Above: The mile-long Merefa-Kherson bridge on the Dnieper River in Dniepropetrovsk (Dnipro), was the longest reinforced concrete arch bridge in Europe. This is how it looked under repair in September 1941, after it was blown up by the retreating Red Army. Two years later the Germans blew it up again during their own retreat.
The Hoover Library & Archives have acquired two photo albums of Stefano Braccio, a lieutenant in the engineer combat battalion of the Italian Expeditionary Corps participating in the German invasion of the Soviet Union (Operation Barbarossa). The albums provide a complete visual record of his unit’s operation in the Ukraine, from the crossing of the Soviet frontier in July 1941 to the end of Italian troops’ participation on the Eastern Front in February 1943, after the Axis forces’ defeat at Stalingrad.
Italian participation in the war on the Eastern Front initially involved some 60,000 troops of the Expeditionary Corps. Within a year, the force grew to 220,000 men and became known as the Italian Eighth Army. During the battle of Stalingrad, fought from August 1942 until February 1943, less than half of the troops facing the Soviets were German, with Italians, Hungarians, Romanians, and anti-Soviet volunteers of various nationalities making up the rest. More than half of the Italian Eight Army troops were killed, wounded, or taken prisoner. Lieutenant Stefano Braccio and his photo albums, documenting his Eastern Front experience survived, mostly because his unit was building bridges in Eastern Ukraine at some distance from the front line on the Volga River. He left the Soviet Union a few days after German field marshal Friedrich Paulus surrendered at Stalingrad. No information is available on whether or not Stefano Braccio’s luck continued through the remaining two years of the war.
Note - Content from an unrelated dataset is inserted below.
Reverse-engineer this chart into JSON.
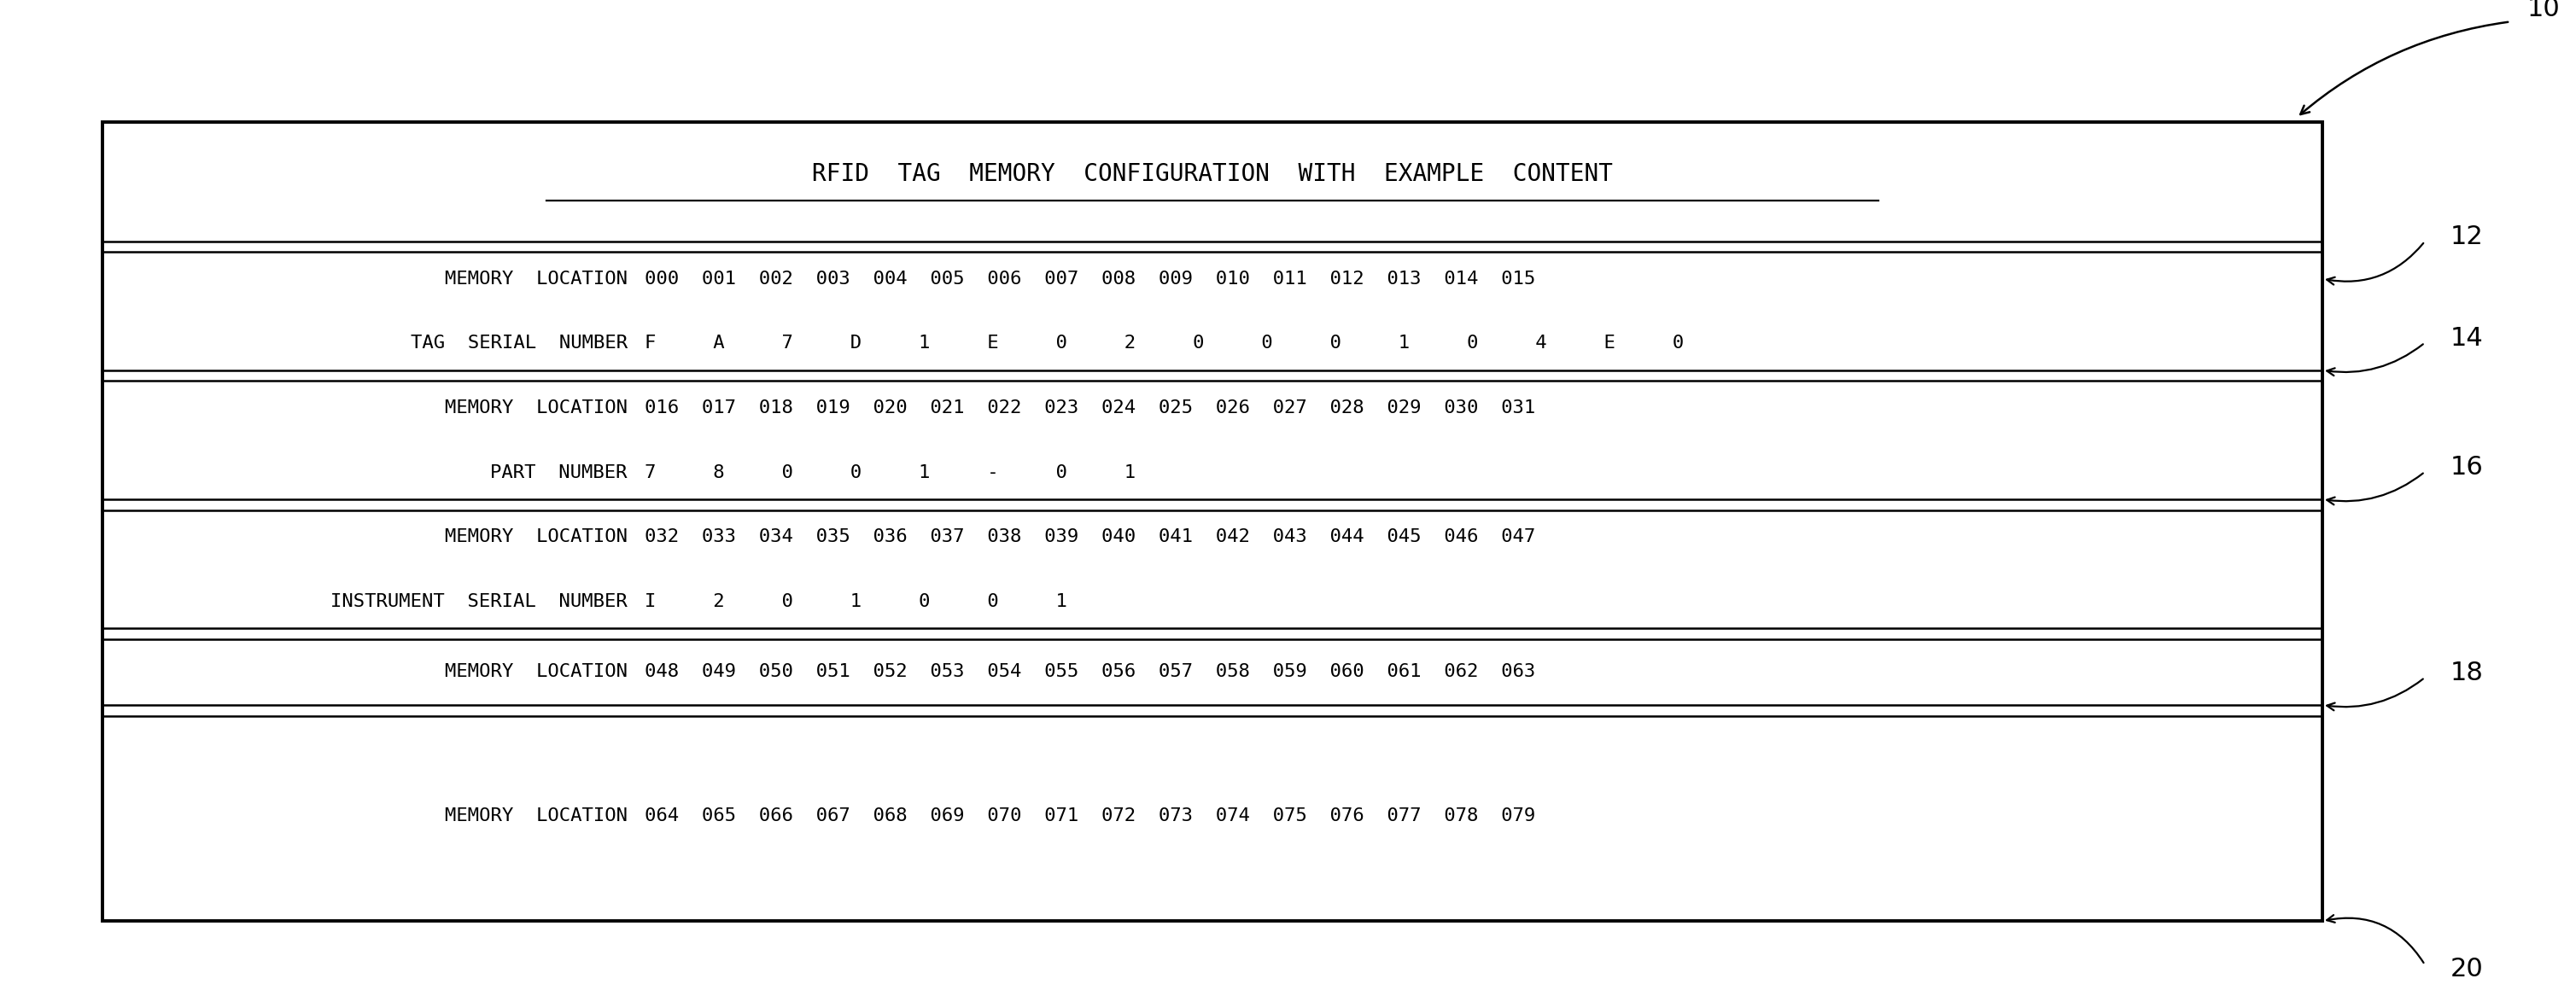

The Braccio collection contain 332 photos in all, in good condition and neatly captioned. The value of this collection is that it covers the entire duration of Italian participation on the Eastern Front from the perspective of an engineer combat battalion. It shows life in the Italian military and the soldiers’ generally amicable interaction with the Ukrainian population. Of special interest are photos of churches and other historical monuments, as well as wartime views of such cities as Kiev (Kyiv), Kharkov (Kharkiv), Dnepropetrovsk (Dnipro), and Voroshilovgrad (Luhansk), in addition to the many bridges repaired or built by the Italian army.